Is It Possible to Have a Zero-Beta Portfolio in Real Estate Investing?

By Published On: October 8, 20213.8 min read

Curious about the volatility of a particular asset, or even the risk level of your entire commercial real estate market portfolio? Wondering whether you should diversify, or whether you should take more investing risks?

If you’re trying to reach a zero beta portfolio, use beta. Beta is a statistic that helps measure risk and volatility to help you make decisions about your investments.

What Is Beta?

If you have multiple commercial real estate investments in your portfolio, they likely have multiple levels of risk, of making or not making a return on your investment, and losing money.

To determine that level of risk, investors use a statistic called beta that compares the volatility of the investment against the volatility of its market. Beta helps you determine how volatile an asset is or, in the case of your complete portfolio, a group of assets.

What Is a Zero-Beta Portfolio?

A zero-beta portfolio is built to have zero dependence on the market (like the S&P 500 or a stock exchange) and in theory, zero systematic risk. This is like a market portfolio, which is a theoretical portfolio that is perfectly diversified so its risk is only dependent on the market.

A portfolio with a beta of 1, or market portfolio, means the investments in the portfolio are highly correlated to the movements of the market, and just as volatile. Market volatility is also called systematic risk. If beta is more than 1, the portfolio or asset is as or more volatile and risky than the market, or has more systematic risk.

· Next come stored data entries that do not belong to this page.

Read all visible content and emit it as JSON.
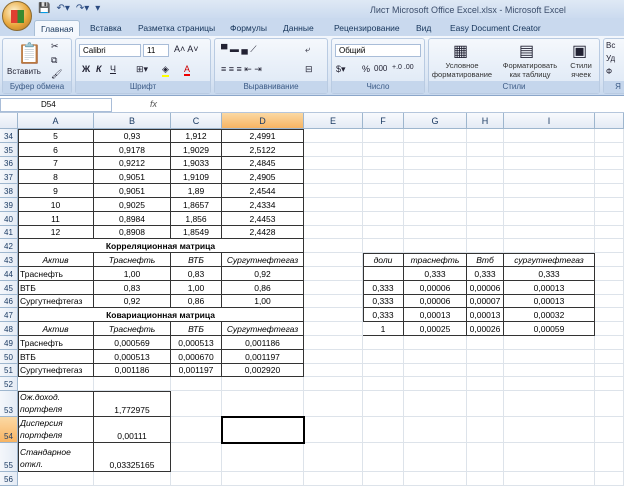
{
  "window": {
    "title": "Лист Microsoft Office Excel.xlsx - Microsoft Excel"
  },
  "tabs": [
    "Главная",
    "Вставка",
    "Разметка страницы",
    "Формулы",
    "Данные",
    "Рецензирование",
    "Вид",
    "Easy Document Creator"
  ],
  "ribbon": {
    "clipboard": {
      "label": "Буфер обмена",
      "paste": "Вставить"
    },
    "font": {
      "label": "Шрифт",
      "name": "Calibri",
      "size": "11",
      "bold": "Ж",
      "italic": "К",
      "underline": "Ч"
    },
    "alignment": {
      "label": "Выравнивание"
    },
    "number": {
      "label": "Число",
      "format": "Общий",
      "percent": "%",
      "thousands": "000"
    },
    "styles": {
      "label": "Стили",
      "conditional": "Условное форматирование",
      "as_table": "Форматировать как таблицу",
      "cell_styles": "Стили ячеек"
    },
    "cells": {
      "insert": "Вс",
      "delete": "Уд",
      "format": "Ф",
      "label": "Я"
    }
  },
  "formula_bar": {
    "name_box": "D54",
    "fx": "fx",
    "value": ""
  },
  "columns": [
    "A",
    "B",
    "C",
    "D",
    "E",
    "F",
    "G",
    "H",
    "I"
  ],
  "selected_cell": "D54",
  "rows": {
    "data": [
      {
        "row": "34",
        "a": "5",
        "b": "0,93",
        "c": "1,912",
        "d": "2,4991"
      },
      {
        "row": "35",
        "a": "6",
        "b": "0,9178",
        "c": "1,9029",
        "d": "2,5122"
      },
      {
        "row": "36",
        "a": "7",
        "b": "0,9212",
        "c": "1,9033",
        "d": "2,4845"
      },
      {
        "row": "37",
        "a": "8",
        "b": "0,9051",
        "c": "1,9109",
        "d": "2,4905"
      },
      {
        "row": "38",
        "a": "9",
        "b": "0,9051",
        "c": "1,89",
        "d": "2,4544"
      },
      {
        "row": "39",
        "a": "10",
        "b": "0,9025",
        "c": "1,8657",
        "d": "2,4334"
      },
      {
        "row": "40",
        "a": "11",
        "b": "0,8984",
        "c": "1,856",
        "d": "2,4453"
      },
      {
        "row": "41",
        "a": "12",
        "b": "0,8908",
        "c": "1,8549",
        "d": "2,4428"
      }
    ],
    "corr_title": "Корреляционная матрица",
    "corr_header": [
      "Актив",
      "Траснефть",
      "ВТБ",
      "Сургутнефтегаз"
    ],
    "corr": [
      [
        "Траснефть",
        "1,00",
        "0,83",
        "0,92"
      ],
      [
        "ВТБ",
        "0,83",
        "1,00",
        "0,86"
      ],
      [
        "Сургутнефтегаз",
        "0,92",
        "0,86",
        "1,00"
      ]
    ],
    "cov_title": "Ковариационная матрица",
    "cov_header": [
      "Актив",
      "Траснефть",
      "ВТБ",
      "Сургутнефтегаз"
    ],
    "cov": [
      [
        "Траснефть",
        "0,000569",
        "0,000513",
        "0,001186"
      ],
      [
        "ВТБ",
        "0,000513",
        "0,000670",
        "0,001197"
      ],
      [
        "Сургутнефтегаз",
        "0,001186",
        "0,001197",
        "0,002920"
      ]
    ],
    "summary": [
      {
        "label": "Ож.доход. портфеля",
        "value": "1,772975"
      },
      {
        "label": "Дисперсия портфеля",
        "value": "0,00111"
      },
      {
        "label": "Стандарное откл.",
        "value": "0,03325165"
      }
    ]
  },
  "weights_table": {
    "header": [
      "доли",
      "траснефть",
      "Втб",
      "сургутнефтегаз"
    ],
    "rows": [
      [
        "",
        "0,333",
        "0,333",
        "0,333"
      ],
      [
        "0,333",
        "0,00006",
        "0,00006",
        "0,00013"
      ],
      [
        "0,333",
        "0,00006",
        "0,00007",
        "0,00013"
      ],
      [
        "0,333",
        "0,00013",
        "0,00013",
        "0,00032"
      ],
      [
        "1",
        "0,00025",
        "0,00026",
        "0,00059"
      ]
    ]
  },
  "row_numbers": [
    "34",
    "35",
    "36",
    "37",
    "38",
    "39",
    "40",
    "41",
    "42",
    "43",
    "44",
    "45",
    "46",
    "47",
    "48",
    "49",
    "50",
    "51",
    "52",
    "53",
    "54",
    "55",
    "56"
  ]
}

Adding an investment with a beta of more than one is likely to increase a portfolio’s risk. A beta of less than one means that only a portion of the investment’s returns are tied to the market. Adding an investment with a beta of less than 1 should decrease a portfolio’s risk.

With a zero-beta portfolio, you’d only have to worry about the risk-free rate. The risk-free rate of return is the amount of interest you could expect on your investment over a period of time. Again, while no investment is completely free of risk, this calculation helps you better understand your portfolio.

One more factor to consider is the Capital Asset Pricing Model (CAPM). The CAPM represents the relationship between market volatility and the return on assets (ROA). As an investor, you need to be compensated for your money’s time in the market. The CAPM uses the risk-free rate and together these formulas can help you get closer to a zero beta portfolio, or at least lower your risk.

What Is a Zero-Beta Asset in Commercial Real Estate?

A zero beta asset is, similar to a zero beta portfolio, an asset with a beta of zero, correlated with a particular market. It’s the individual assets that, taken together, will tell you how volatile your portfolio is as a whole. Low or zero beta portfolios are easier to create with a diversified portfolio of private CREF assets i.e. bank loans, private equity or debt funds, or other types of commercial real estate loans than they are with public real estate investments, i.e. real estate investment trusts (REITs).

Is It Possible to Have a Zero Beta Portfolio in Real Estate Investing?

If you’re a risk-averse investor, but you’re interested in getting into the real estate game, you might be wondering if it’s possible to have a low or zero beta portfolio at all. After all, real assets tend to be as illiquid investments as you can get.

To reach something like a zero beta portfolio in real estate, your best option would be to invest in private financing assets and in REITs. Both are liquid and tend not to be very volatile, even in a recession.

Whether shooting for a zero beta real estate portfolio is worthwhile is another question — one that is entirely up to you.

Bottom Line: Stability vs Risk

Measuring beta is about measuring systemic risk, and how closely your individual investments or entire investment portfolio. If you have a zero-beta portfolio, that means it has no market exposure. The movements of a particular market won’t impact its performance. They’re more attractive in slower markets where investors are skittish about risk, but less so in bull markets when they’re more convinced the risks have greater rewards.